Кох мучился своей беспомощностью как врач. Совесть не давала ему покоя, когда он брал со своих бедных пациентов гонорар за лечение, которое только в кавычках можно было назвать лечением. Он был еще очень молодым врачом, только что окончившим университет, но он не считал свою молодость оправданием для беспомощности. Он должен был лечить больных, а вместо этого он, мягко говоря, втирал им очки ничего не дающими рецептами, и, если больные выздоравливали, честный Кох отлично понимал — происходит это независимо от его лекарств.
И Кох решил во что бы то ни стало избавиться от своей беспомощности и найти истинную причину заразных заболеваний. Он сидел за микроскопом во все часы дня и ночи, когда кончал прием больных, и смотрел, смотрел, пока туман не застилал покрасневших от напряжения глаз. Он брал кровь из порезанного пальца ребенка, мочу, которую ему приносили «на просмотр», плевки из плевательницы — словом, все, что попадалось под руку, и клал под микроскоп.

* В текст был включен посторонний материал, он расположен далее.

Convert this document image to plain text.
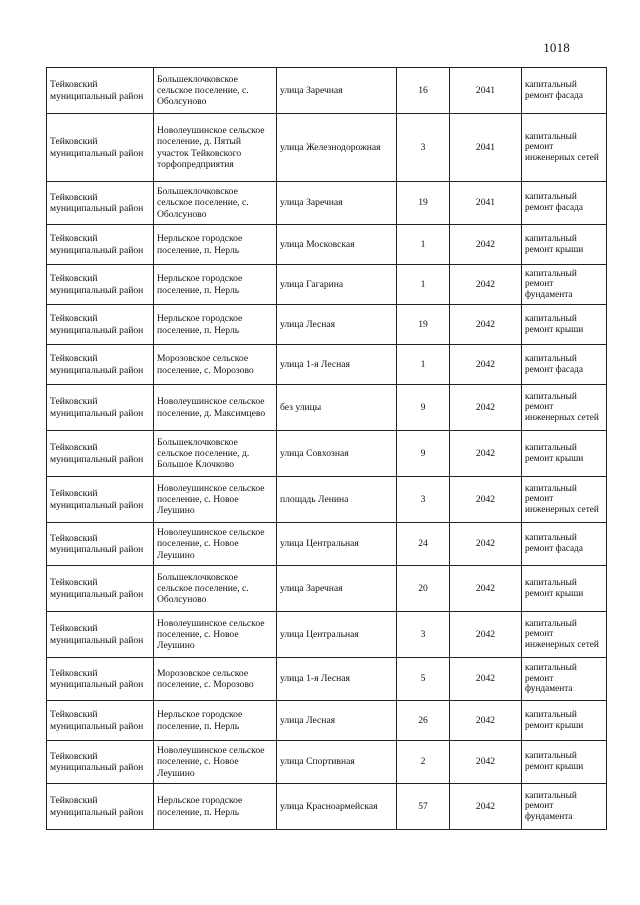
1018
Тейковский муниципальный район	Большеклочковское сельское поселение, с. Оболсуново	улица Заречная	16	2041	капитальный ремонт фасада
Тейковский муниципальный район	Новолеушинское сельское поселение, д. Пятый участок Тейковского торфопредприятия	улица Железнодорожная	3	2041	капитальный ремонт инженерных сетей
Тейковский муниципальный район	Большеклочковское сельское поселение, с. Оболсуново	улица Заречная	19	2041	капитальный ремонт фасада
Тейковский муниципальный район	Нерльское городское поселение, п. Нерль	улица Московская	1	2042	капитальный ремонт крыши
Тейковский муниципальный район	Нерльское городское поселение, п. Нерль	улица Гагарина	1	2042	капитальный ремонт фундамента
Тейковский муниципальный район	Нерльское городское поселение, п. Нерль	улица Лесная	19	2042	капитальный ремонт крыши
Тейковский муниципальный район	Морозовское сельское поселение, с. Морозово	улица 1-я Лесная	1	2042	капитальный ремонт фасада
Тейковский муниципальный район	Новолеушинское сельское поселение, д. Максимцево	без улицы	9	2042	капитальный ремонт инженерных сетей
Тейковский муниципальный район	Большеклочковское сельское поселение, д. Большое Клочково	улица Совхозная	9	2042	капитальный ремонт крыши
Тейковский муниципальный район	Новолеушинское сельское поселение, с. Новое Леушино	площадь Ленина	3	2042	капитальный ремонт инженерных сетей
Тейковский муниципальный район	Новолеушинское сельское поселение, с. Новое Леушино	улица Центральная	24	2042	капитальный ремонт фасада
Тейковский муниципальный район	Большеклочковское сельское поселение, с. Оболсуново	улица Заречная	20	2042	капитальный ремонт крыши
Тейковский муниципальный район	Новолеушинское сельское поселение, с. Новое Леушино	улица Центральная	3	2042	капитальный ремонт инженерных сетей
Тейковский муниципальный район	Морозовское сельское поселение, с. Морозово	улица 1-я Лесная	5	2042	капитальный ремонт фундамента
Тейковский муниципальный район	Нерльское городское поселение, п. Нерль	улица Лесная	26	2042	капитальный ремонт крыши
Тейковский муниципальный район	Новолеушинское сельское поселение, с. Новое Леушино	улица Спортивная	2	2042	капитальный ремонт крыши
Тейковский муниципальный район	Нерльское городское поселение, п. Нерль	улица Красноармейская	57	2042	капитальный ремонт фундамента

Однажды он таким же образом положил на чистое предметное стеклышко каплю крови от овцы, умершей от сибирской язвы. И через несколько лет после Давена и Райе увидел все те же странные живые нитеобразные палочки.
Месяцы и годы, проведенные у микроскопа, превратили Коха в дотошного исследователя. В своем медвежьем углу он не имел возможности прибегнуть ни к чьему совету, да и кто мог в го время научить его искусству наблюдения над микробами? В конце концов он не только научился создавать подходящую среду для культивирования этих палочек, но и вполне убедительно доказал в своей самодельной лаборатории, что именно они являются истинной причиной повального заболевания сотен и тысяч животных, гибнущих от сибирской язвы. Он был первым исследователем, который доказал, что определенный вид микробов вызывает определенную заразную болезнь. Он открыл, что у сибиреязвенных микробов бывает стадия устойчивых спор, но… ни одна душа до поры до времени не узнала об его открытии. Он был слишком дотошным ученым и слишком неуверенным в своих знаниях, чтобы рискнуть объявить об этих исследованиях ученому миру. Решился он только в 1876 году.